Exact Helicity-Orbital Coupled Dynamics in Chiral Media: An Optical Dirac Framework for Photonic Rabi Oscillations

Abstract

We demonstrate that light propagation in reciprocal chiral photonic media admits a unified description in terms of an emergent Dirac structure in helicity space. Starting from Maxwell's equations, we reformulate the electromagnetic field as a four-component spinor governed by an effective non-Hermitian optical Dirac equation. In this representation, the magnetoelectric response of the chiral medium appears as a helicity-dependent background that modifies the spectrum and eigenmodes, while the breaking of the spin-degenerate condition generates the intrinsic spin-orbit coupling between helicity and orbital degrees of freedom.
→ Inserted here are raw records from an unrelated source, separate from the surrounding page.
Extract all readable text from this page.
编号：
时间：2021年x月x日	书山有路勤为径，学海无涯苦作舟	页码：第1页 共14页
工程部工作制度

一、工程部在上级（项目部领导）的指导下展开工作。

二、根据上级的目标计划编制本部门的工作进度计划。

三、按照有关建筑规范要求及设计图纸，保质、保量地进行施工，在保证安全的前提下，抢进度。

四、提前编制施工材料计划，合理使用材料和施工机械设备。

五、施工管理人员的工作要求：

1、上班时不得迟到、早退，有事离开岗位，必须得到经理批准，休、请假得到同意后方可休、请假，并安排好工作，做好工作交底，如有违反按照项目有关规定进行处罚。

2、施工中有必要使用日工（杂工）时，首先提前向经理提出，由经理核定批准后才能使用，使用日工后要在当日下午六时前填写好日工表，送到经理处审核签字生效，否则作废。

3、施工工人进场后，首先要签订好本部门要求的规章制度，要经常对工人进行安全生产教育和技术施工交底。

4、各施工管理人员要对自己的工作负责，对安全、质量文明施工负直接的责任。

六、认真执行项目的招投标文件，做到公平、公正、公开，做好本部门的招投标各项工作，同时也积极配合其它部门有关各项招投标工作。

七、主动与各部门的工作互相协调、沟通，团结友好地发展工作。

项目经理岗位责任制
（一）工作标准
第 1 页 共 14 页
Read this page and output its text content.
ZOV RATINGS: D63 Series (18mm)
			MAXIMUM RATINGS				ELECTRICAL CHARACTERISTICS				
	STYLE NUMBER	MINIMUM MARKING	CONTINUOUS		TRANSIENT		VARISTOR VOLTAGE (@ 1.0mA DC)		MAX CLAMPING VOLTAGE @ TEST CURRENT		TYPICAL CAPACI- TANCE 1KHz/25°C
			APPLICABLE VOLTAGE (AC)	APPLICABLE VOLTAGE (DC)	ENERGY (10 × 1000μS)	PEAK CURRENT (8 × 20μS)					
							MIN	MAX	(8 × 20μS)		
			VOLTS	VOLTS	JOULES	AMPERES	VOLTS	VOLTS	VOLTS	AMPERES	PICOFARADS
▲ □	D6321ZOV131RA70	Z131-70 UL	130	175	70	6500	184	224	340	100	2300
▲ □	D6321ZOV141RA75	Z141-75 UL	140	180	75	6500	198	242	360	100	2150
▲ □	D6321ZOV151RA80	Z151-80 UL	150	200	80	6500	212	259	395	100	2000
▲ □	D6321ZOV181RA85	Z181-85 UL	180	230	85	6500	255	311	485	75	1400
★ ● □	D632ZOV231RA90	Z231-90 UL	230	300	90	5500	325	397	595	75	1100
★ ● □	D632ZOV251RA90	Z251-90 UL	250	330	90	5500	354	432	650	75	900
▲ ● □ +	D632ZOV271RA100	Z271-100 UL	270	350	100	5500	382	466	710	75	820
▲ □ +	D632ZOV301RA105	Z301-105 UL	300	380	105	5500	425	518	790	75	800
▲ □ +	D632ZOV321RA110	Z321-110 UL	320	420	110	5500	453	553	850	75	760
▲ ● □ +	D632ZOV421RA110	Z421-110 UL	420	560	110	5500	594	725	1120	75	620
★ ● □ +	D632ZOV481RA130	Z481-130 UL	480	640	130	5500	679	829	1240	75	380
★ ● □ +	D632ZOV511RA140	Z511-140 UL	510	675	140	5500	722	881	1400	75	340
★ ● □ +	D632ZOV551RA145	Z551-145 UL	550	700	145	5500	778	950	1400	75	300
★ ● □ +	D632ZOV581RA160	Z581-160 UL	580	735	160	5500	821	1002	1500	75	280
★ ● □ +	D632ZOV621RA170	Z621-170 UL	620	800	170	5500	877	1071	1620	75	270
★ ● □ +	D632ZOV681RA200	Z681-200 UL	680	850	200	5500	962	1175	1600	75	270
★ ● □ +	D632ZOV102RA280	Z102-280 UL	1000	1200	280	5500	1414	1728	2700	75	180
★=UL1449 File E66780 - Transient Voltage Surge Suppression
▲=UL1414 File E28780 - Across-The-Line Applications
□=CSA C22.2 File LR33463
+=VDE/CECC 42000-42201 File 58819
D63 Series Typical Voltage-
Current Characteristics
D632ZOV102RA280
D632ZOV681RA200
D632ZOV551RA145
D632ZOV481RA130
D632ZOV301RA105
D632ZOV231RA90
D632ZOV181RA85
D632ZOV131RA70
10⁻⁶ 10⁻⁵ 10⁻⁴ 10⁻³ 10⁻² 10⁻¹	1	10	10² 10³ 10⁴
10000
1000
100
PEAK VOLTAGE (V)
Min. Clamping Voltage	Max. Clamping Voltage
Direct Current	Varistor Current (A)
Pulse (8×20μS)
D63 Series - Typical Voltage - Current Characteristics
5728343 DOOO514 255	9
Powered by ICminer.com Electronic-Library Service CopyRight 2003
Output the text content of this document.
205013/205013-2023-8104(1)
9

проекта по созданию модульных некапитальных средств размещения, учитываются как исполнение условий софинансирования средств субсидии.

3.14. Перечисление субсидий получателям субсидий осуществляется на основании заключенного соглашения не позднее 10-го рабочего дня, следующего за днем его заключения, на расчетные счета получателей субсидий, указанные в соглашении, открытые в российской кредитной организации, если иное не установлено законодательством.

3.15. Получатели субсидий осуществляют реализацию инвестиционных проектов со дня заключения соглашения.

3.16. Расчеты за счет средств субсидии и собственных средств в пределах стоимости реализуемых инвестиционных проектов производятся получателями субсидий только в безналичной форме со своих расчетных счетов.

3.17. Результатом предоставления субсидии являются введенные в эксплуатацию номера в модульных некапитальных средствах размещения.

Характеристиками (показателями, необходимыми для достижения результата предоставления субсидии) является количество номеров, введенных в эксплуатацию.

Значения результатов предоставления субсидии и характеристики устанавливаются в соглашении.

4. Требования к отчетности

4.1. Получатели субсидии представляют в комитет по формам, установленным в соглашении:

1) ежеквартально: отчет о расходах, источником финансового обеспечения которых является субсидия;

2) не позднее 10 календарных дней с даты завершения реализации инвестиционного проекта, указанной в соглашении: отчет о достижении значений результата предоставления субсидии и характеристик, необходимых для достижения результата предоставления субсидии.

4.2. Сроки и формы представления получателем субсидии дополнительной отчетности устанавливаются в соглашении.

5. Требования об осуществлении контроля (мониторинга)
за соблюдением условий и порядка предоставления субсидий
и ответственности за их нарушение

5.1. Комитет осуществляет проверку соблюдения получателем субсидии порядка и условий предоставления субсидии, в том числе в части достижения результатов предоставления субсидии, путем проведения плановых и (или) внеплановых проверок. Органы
After projection onto the positive-frequency sector, the theory reduces to an exact two-level helicity-orbital model. This model is found to have an analytical solution and describes coherent Rabi-like oscillations between spin-orbit-coupled vector modes. Chirality controls the helicity splitting and detuning, whereas the electromagnetic mismatch of the medium determines the coupling strength responsible for oscillatory spin-orbit conversion. The resulting dynamics is constrained by exact conservation of the total angular momentum, leading to reversible conversion between spin and orbital angular momentum with well-defined selection rules. Our work establishes an optical Dirac framework for structured light in chiral media, and provides experimentally accessible predictions for chirality-controlled oscillations, polarization dynamics, and orbital angular momentum conversion in structured optical fields.